Shades of Beauty

by Yelitsa Jean-Charles RISD '16
September 4, 2015

Yelitsa is a 2015 Social Innovation Fellow and a children's illustrator from the Rhode Island School of Design. She is the founder of Healthy Roots, a toy company that designs dolls to celebrate the beauty of diversity and combat internalized racism and colorism. The Healthy Roots Kickstarter is currently live and they would love your support in promoting diversity in children’s toys.

I’ve never had a doll that looks like me.

Growing up, I never looked up to women that resembled anything related to blackness. Curly hair, brown skin, wide noses or thick lips. So no. I would not be playing with that brown barbie. She’s not the “real” one, she’s not the pretty one.

These were my thoughts growing up as a first generation Haitian-American in NYC. My school had been diverse, but I was often teased and mocked for my cornrows and full lips. These comments didn’t just come from my classmates, but they also came from my home. My mother is very fair skinned and my father is very dark skinned. That left me somewhere in the middle of the melanin limbo.

I remember how happy I was to go to Florida for vacation. When I returned my family didn’t ask me what I did, or about Disney World or anything about my trip. The first thing they did was turn to my mother and ask her “why did you let her get so dark?”. This is the reality for so many young girls of color, particularly black girls.

No one should feel less than because of the color of their skin or the kink of their curl. That is why I started Healthy Roots.

Healthy Roots is a toy company that creates dolls and storybooks that teach natural hair care in order to combat internalized racism and colorism. Because of these social issues, many girls resort to using dangerous chemicals like perms and bleaching creams to change their natural appearance in order to be “beautiful”.

I started the #LoveMyRoots campaign to understand the experience of young girls and get the perspectives of their mothers. Some of their stories made me think more about the impact that hair has in people’s perception of themselves and their beauty. One of our models had brought her sister, but she would not be participating. She was wearing a beautiful headscarf. I had no idea that under that headscarf she was hiding her story.
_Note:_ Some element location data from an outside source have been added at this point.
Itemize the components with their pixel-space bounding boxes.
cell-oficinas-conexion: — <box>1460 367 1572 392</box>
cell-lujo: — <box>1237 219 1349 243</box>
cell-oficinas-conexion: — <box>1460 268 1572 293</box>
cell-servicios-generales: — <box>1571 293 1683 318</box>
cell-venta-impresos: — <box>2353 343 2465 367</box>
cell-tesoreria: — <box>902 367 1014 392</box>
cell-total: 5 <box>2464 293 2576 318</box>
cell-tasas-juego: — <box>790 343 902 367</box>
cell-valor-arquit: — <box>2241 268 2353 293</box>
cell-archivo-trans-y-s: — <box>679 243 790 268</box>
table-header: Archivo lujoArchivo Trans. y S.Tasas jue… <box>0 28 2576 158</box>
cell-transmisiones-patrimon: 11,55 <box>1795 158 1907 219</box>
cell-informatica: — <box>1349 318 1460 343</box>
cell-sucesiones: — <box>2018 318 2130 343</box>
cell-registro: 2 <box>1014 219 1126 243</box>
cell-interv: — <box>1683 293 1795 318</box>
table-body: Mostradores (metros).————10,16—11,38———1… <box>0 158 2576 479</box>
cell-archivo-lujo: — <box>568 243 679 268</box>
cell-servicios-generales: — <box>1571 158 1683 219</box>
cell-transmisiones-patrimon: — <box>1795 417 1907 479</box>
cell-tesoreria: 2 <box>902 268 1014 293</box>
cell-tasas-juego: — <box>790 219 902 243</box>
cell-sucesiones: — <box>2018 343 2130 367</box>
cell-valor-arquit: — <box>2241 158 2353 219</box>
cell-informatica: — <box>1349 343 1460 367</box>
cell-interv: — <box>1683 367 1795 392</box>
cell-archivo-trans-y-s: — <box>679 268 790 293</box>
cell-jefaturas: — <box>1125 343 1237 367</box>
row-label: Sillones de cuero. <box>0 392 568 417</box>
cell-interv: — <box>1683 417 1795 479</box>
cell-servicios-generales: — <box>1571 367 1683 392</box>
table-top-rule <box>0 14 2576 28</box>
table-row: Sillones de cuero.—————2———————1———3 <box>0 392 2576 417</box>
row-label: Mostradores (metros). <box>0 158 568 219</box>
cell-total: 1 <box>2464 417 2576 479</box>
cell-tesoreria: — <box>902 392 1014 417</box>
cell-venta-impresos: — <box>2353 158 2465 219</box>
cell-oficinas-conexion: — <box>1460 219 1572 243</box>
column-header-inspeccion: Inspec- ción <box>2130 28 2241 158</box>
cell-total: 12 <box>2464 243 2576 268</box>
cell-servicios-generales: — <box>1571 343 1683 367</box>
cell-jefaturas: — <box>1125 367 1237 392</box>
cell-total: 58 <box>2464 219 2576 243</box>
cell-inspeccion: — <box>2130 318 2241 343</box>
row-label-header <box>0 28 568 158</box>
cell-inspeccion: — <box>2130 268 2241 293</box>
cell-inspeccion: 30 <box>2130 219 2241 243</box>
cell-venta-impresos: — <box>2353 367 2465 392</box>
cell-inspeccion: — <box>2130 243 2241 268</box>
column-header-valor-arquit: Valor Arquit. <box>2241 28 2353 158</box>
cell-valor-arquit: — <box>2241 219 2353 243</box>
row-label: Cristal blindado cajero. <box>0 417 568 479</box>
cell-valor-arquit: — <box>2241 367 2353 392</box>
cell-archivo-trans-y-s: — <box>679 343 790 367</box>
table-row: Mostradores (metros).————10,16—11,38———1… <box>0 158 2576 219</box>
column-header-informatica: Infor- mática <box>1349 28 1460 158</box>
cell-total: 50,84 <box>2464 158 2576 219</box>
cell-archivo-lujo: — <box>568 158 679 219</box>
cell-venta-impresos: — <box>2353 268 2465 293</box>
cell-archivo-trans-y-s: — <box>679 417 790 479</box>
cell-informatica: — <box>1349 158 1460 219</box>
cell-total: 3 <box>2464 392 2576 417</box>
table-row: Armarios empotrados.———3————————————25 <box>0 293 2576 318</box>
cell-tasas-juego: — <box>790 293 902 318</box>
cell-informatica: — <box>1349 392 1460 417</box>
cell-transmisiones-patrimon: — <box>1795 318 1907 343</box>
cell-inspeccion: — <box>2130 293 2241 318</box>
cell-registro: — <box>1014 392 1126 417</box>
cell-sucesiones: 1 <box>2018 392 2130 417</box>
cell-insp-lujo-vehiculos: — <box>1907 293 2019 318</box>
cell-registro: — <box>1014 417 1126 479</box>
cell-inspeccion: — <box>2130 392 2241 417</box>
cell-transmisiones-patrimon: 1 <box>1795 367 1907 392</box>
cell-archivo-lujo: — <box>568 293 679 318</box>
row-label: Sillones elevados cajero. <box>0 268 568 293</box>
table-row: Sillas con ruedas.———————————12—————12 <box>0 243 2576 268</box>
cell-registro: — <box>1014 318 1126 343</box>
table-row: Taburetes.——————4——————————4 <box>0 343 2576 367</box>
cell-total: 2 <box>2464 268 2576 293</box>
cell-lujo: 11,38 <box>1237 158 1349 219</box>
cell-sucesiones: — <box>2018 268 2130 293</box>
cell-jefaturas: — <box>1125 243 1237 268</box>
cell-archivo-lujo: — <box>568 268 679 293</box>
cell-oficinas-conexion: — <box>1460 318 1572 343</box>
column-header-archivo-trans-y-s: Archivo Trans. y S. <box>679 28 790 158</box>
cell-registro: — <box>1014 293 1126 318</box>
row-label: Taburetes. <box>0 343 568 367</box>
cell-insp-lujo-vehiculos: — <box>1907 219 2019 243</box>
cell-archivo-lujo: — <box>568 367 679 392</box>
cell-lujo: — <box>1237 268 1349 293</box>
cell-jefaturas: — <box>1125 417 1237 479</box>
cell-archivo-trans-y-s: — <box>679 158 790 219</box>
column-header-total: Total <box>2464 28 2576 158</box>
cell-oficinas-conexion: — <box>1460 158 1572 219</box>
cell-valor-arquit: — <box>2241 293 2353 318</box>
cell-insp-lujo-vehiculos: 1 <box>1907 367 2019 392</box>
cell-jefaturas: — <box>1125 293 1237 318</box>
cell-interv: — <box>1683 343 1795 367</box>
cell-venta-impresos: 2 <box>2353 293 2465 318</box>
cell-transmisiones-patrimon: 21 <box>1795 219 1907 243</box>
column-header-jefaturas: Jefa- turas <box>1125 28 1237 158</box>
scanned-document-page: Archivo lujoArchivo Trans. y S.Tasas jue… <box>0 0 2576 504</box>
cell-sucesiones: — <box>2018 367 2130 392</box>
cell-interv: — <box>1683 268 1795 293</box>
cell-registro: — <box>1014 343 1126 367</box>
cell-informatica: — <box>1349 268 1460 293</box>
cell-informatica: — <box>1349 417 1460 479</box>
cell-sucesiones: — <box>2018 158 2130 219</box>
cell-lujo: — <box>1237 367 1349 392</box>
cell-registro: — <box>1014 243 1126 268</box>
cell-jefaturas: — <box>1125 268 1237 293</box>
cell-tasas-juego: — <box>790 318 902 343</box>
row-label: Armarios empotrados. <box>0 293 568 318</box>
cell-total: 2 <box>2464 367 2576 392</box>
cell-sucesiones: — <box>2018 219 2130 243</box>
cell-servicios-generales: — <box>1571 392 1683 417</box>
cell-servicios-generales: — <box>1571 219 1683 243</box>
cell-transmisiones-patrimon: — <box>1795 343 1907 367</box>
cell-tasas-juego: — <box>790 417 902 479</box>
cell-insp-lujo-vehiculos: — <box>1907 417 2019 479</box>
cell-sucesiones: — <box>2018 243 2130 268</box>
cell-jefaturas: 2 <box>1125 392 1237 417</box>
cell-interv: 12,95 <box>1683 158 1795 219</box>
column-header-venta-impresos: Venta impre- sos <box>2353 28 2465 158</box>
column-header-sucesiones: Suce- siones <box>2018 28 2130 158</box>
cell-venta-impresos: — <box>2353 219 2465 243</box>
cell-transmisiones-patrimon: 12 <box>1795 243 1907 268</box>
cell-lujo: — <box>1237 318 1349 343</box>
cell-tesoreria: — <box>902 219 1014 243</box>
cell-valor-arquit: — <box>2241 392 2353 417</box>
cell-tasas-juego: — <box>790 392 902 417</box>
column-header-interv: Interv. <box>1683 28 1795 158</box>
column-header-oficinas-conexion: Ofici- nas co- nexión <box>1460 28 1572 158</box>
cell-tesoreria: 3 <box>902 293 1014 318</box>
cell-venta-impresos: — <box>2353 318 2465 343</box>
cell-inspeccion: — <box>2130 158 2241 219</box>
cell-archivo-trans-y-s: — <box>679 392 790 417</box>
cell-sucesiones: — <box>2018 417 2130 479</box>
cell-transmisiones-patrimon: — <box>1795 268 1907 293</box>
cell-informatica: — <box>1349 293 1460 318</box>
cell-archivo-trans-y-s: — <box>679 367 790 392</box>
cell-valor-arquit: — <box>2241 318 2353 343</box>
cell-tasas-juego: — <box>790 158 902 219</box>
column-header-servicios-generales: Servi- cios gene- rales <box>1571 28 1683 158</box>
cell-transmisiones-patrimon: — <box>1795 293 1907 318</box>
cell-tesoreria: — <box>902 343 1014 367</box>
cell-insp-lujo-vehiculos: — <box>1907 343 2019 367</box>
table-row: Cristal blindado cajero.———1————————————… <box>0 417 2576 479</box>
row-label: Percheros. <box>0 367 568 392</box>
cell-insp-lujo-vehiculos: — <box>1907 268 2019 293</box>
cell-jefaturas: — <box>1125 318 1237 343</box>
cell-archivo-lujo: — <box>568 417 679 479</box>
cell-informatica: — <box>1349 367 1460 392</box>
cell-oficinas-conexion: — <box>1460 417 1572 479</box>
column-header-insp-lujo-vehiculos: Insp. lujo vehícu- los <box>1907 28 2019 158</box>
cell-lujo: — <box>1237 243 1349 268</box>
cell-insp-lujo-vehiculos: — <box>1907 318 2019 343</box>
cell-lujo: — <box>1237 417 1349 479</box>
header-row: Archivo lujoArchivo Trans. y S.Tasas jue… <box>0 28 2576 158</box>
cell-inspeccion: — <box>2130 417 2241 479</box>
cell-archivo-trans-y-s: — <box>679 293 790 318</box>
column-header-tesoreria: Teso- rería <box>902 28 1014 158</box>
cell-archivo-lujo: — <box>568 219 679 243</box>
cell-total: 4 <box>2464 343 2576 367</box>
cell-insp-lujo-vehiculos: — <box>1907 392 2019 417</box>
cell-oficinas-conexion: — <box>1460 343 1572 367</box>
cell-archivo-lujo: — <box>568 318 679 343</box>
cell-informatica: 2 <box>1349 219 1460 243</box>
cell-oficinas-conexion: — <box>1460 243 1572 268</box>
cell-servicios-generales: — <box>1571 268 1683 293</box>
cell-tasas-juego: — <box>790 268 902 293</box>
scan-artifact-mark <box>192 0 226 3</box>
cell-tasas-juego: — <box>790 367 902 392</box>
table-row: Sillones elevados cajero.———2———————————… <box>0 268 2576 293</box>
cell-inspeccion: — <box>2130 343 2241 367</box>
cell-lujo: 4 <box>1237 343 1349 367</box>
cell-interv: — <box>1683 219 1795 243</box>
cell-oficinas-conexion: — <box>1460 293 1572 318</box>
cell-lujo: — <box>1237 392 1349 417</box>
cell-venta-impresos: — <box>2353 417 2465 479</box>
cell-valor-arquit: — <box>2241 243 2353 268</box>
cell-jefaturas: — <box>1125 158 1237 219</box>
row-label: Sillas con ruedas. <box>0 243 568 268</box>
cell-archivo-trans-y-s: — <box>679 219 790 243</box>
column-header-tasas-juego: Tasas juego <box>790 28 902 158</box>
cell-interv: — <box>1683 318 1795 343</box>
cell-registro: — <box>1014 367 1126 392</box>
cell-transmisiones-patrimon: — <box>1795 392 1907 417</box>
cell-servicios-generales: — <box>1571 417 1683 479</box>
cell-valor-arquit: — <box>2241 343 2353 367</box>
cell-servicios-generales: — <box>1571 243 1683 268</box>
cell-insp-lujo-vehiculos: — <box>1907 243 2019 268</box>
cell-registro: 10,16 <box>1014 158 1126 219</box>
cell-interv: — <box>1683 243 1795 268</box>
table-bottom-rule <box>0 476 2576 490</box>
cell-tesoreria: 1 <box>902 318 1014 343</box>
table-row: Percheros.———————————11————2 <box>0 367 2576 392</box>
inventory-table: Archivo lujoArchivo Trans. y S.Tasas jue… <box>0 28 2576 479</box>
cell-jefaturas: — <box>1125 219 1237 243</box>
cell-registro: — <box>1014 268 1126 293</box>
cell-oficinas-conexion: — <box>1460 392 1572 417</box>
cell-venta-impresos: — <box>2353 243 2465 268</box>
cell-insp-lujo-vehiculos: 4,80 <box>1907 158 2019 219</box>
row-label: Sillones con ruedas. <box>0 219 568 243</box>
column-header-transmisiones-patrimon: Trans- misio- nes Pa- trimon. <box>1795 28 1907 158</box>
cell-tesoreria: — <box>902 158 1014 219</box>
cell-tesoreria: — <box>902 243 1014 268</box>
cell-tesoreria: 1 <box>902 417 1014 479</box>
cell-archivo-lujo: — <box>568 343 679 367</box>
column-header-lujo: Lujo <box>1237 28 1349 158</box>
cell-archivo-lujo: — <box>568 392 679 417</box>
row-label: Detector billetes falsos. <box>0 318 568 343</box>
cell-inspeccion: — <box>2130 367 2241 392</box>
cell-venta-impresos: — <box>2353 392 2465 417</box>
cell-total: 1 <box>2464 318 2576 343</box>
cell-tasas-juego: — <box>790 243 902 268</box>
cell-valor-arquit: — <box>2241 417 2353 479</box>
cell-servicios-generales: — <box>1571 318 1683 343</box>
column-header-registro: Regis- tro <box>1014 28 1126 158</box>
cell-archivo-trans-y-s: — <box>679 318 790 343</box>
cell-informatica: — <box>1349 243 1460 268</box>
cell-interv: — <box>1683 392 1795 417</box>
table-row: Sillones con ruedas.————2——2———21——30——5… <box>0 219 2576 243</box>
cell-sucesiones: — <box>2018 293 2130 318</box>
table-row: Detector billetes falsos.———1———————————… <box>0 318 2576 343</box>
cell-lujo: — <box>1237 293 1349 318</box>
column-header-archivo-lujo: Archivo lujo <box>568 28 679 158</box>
When she was three, she began to lose all her hair. She developed alopecia, which is sudden hair loss. Her mother told me that all throughout elementary school, she had no problem going to school with her head uncovered, but at the start of middle school, that’s when she became sensitive to people’s eyes on her.

Eyes questioning, mouths asking, mocking and teasing.

So she found a new way to be beautiful. Headwraps gave her a new confidence.

As the girls get older, the weight of society bares down on them. Our younger models dance in front of the camera, beaming, while the older models have to be convinced they are worthy of being photographed. They have to be convinced that they are beautiful.

I will do whatever I have to do to convince them. There is no question whether or not you are beautiful. Beauty can not be measured by strands of hair or hours in the sun. We should be allowed to define beauty for ourselves. We know when we feel beautiful and that’s what matters. That’s what #ILoveMyRoots means to me.

So if you want to wear a headwrap, that’s fine by me.